Cherry Bieber 11/11/06
An excellent reminder to each one of us when calling another an idiot! Very, very well done!
Donna Powers 11/11/06
Unfortunately I know quite a few doctors like this. A sad ending and I pray he wises up, and that his son gets well. Interesting character study. Keep writing!
Everest Alexander 11/14/06
Interesting title - Draws you to read! You are a promising writer, pregnant with creative ideas that need birthing. I feel very strongly that your writing is a God-given gift meant to bless the world.

Your characterization is good! Dialog good! Descriptions very good! I literally saw the action taking place as I was reading.

Now, here are some things to pay attention to: (1) Be more diligent with your spelling (It helps if after you finish writing you lay it down for a couple hours or even a day if you can, then go back and read it with fresh eyes or ask someone else to read it aloud while you listen. This works very well to catch errors and tighten up your work) (2) You began in the past tense and switched to present tense along the way. (3) I am by no means a prude but remember you're writing to a Christian audience. In order to give your work a broader appeal you may consider being a little less extravagant with your use of expletives, even though they're symbolized and you were trying to show the character or lack thereof of the good doctor.

The reason is that in my 18 years experience as a Christian and 4 years Pastoring I've found that Christians are very easily offended. In the final analysis you must do as your conscience allows and what you believe will glorify God! This is just a word to the wise.

Whatever you do, keep writing!
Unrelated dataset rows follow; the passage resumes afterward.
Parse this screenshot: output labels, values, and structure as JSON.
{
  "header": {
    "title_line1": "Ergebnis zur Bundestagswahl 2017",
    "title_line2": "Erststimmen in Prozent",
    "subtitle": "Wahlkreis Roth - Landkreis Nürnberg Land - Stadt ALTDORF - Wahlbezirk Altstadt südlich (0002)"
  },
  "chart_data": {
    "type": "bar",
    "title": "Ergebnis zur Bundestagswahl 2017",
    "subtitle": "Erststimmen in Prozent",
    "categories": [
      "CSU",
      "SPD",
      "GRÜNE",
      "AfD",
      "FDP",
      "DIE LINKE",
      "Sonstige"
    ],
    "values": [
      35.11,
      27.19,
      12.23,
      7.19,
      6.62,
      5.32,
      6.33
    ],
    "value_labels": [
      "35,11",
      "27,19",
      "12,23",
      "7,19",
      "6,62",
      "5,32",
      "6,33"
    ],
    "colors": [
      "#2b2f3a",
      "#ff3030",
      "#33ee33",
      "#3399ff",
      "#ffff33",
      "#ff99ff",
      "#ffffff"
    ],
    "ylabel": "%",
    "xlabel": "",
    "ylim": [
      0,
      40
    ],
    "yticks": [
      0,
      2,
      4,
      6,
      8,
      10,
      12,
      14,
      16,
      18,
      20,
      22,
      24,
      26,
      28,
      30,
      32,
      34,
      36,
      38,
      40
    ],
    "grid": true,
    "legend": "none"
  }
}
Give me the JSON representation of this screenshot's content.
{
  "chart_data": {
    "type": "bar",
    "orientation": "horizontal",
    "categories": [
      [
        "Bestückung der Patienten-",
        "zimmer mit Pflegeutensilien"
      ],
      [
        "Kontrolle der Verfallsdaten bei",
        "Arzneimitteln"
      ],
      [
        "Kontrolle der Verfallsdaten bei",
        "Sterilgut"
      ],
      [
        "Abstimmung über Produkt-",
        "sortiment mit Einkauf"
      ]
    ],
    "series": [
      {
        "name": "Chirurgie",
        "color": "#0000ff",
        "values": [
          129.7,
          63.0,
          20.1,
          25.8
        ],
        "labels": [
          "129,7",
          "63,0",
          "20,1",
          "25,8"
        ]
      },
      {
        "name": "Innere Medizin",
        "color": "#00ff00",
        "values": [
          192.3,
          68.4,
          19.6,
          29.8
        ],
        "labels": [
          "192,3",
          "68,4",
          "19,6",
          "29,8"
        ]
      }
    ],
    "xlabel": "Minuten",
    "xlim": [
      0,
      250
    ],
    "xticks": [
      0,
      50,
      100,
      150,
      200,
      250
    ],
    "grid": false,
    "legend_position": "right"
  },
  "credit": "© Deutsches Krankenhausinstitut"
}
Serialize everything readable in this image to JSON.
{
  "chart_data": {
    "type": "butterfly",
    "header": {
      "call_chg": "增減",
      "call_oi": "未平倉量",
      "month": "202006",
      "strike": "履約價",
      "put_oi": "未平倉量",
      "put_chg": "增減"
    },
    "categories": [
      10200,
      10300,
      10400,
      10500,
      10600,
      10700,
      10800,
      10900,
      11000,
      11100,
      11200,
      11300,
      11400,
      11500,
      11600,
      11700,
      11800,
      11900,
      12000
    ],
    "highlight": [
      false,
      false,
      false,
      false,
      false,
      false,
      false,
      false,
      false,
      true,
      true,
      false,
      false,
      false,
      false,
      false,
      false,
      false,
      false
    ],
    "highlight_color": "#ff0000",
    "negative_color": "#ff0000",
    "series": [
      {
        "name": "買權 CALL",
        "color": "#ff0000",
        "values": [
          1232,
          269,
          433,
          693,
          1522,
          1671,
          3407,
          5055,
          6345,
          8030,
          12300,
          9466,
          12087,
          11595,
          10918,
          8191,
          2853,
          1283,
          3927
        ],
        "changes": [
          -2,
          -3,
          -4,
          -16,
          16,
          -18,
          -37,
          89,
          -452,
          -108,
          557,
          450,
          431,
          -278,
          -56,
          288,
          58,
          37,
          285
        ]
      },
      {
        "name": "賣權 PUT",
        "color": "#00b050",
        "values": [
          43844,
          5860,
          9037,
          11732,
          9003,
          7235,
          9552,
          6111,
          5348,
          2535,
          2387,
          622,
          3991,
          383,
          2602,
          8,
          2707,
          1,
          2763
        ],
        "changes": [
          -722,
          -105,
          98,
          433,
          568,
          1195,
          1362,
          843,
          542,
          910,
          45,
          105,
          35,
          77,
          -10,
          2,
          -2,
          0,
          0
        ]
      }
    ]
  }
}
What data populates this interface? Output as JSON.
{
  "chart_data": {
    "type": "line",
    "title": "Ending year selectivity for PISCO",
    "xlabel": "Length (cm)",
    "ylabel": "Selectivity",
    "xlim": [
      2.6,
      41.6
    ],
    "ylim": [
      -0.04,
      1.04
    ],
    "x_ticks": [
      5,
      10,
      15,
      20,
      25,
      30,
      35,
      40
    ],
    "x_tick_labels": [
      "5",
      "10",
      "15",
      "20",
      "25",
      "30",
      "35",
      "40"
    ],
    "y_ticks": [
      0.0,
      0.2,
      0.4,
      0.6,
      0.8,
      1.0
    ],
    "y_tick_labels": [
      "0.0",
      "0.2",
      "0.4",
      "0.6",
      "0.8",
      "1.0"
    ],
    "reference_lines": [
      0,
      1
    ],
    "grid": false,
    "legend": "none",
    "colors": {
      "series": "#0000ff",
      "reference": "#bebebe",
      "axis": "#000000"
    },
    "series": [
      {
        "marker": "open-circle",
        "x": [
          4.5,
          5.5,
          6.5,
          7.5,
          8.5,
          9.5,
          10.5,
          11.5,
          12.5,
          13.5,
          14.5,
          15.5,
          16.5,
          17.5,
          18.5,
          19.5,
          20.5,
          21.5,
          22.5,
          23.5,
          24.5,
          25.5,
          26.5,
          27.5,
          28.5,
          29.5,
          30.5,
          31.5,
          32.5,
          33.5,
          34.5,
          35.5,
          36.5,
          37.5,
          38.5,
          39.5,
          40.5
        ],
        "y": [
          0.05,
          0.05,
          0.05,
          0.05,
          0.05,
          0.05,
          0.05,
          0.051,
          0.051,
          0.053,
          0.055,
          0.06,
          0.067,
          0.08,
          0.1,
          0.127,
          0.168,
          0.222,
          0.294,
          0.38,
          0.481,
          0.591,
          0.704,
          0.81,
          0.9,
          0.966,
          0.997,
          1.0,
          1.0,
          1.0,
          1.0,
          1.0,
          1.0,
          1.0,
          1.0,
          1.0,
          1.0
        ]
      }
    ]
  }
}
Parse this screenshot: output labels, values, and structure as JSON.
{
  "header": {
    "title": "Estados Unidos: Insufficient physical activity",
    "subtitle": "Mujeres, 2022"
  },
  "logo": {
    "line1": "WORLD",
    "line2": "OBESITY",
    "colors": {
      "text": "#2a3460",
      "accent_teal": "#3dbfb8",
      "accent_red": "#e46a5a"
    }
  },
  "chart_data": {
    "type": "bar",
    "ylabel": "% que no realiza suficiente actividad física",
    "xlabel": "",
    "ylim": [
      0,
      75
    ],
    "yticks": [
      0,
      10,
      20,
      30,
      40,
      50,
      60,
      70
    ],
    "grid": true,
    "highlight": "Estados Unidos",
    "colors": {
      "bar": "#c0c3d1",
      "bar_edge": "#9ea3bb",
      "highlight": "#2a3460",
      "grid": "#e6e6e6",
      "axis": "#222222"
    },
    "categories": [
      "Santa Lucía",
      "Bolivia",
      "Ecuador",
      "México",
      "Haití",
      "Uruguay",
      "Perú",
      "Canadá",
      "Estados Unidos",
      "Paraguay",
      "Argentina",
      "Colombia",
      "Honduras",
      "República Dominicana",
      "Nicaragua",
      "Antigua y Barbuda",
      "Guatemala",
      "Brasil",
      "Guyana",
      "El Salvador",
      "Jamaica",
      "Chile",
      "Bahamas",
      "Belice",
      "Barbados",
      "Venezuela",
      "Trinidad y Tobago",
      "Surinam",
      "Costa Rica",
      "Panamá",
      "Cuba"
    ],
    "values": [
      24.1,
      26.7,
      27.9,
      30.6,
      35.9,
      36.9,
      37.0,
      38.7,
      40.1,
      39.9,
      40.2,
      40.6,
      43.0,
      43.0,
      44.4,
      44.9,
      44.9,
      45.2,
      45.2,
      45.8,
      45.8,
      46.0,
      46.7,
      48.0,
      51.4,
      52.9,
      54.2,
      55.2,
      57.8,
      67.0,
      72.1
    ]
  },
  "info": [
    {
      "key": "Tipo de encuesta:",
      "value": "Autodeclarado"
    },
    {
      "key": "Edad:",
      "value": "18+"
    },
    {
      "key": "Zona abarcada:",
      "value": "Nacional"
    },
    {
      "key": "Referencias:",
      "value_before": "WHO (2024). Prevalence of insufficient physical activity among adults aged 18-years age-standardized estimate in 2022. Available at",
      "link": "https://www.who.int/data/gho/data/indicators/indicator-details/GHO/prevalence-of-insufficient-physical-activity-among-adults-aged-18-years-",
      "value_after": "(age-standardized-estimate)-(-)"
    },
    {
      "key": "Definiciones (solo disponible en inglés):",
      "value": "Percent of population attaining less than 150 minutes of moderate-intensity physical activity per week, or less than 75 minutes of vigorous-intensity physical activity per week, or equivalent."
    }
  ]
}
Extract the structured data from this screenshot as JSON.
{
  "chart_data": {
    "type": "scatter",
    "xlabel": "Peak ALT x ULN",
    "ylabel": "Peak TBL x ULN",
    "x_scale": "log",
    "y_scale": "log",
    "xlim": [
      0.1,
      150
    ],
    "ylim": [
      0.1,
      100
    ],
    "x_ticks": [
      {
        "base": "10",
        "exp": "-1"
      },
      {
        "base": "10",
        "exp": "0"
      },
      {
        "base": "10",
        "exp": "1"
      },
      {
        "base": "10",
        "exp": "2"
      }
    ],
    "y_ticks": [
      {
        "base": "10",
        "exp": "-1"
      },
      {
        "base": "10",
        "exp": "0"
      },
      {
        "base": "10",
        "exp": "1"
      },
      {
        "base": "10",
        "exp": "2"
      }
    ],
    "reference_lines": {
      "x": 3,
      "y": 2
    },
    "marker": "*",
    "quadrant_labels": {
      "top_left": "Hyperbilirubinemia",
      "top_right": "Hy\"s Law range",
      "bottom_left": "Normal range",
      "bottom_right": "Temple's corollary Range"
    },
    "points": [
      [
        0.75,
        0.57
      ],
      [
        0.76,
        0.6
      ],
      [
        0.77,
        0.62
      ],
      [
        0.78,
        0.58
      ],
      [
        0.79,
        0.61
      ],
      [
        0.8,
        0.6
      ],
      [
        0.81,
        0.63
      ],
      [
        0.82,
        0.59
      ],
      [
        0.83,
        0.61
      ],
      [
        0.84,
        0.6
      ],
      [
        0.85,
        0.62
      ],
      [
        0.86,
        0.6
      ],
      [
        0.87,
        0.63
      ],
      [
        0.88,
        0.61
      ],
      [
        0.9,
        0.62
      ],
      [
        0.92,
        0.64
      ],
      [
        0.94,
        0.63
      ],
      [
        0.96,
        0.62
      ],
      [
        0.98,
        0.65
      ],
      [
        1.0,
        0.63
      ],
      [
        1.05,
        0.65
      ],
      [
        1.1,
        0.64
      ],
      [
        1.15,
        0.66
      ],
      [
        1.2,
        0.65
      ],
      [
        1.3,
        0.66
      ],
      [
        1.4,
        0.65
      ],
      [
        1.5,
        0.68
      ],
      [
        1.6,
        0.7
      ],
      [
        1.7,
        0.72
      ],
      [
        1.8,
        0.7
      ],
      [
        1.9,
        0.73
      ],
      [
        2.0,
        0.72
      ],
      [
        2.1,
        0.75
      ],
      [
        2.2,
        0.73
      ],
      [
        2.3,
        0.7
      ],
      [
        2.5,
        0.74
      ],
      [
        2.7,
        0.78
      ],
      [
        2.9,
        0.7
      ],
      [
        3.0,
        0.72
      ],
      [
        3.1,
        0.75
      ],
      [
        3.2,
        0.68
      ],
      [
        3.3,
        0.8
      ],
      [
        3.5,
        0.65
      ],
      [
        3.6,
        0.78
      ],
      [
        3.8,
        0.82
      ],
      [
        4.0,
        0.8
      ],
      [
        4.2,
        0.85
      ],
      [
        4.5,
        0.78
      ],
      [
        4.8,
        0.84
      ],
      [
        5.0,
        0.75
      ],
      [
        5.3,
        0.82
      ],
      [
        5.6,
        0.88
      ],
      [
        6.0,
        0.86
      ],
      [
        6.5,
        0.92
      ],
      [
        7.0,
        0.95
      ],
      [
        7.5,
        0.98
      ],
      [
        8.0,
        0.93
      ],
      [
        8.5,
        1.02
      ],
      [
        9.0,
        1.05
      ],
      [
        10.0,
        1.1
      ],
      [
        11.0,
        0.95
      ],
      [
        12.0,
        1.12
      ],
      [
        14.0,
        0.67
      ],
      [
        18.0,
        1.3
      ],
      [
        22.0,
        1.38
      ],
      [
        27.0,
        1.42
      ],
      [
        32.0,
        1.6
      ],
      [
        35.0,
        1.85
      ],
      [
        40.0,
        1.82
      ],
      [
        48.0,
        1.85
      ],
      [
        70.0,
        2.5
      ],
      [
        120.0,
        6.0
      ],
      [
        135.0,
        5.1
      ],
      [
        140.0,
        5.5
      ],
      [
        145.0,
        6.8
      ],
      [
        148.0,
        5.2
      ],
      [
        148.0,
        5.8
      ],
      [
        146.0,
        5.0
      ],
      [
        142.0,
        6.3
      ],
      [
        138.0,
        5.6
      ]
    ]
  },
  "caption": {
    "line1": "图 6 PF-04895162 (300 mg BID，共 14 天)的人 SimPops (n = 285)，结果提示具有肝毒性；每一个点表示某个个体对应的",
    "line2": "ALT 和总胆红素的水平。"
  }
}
To stop would be to deny the world the work of a truly gifted artist! God Bless You!

Sara Harricharan 11/14/06
Wow! This was pretty great. I sure hope that Dr. learned his lesson. The ending didn't have as dramatic a touch as I thought it would have, but I guess that's just me. Overall, good story. Just a tip to help with the symbols-you can always hint that he said something he wouldn't and use the other character's reaction for emphasis. This worked well for me when I have a character like that. Otherwise, Excellent job!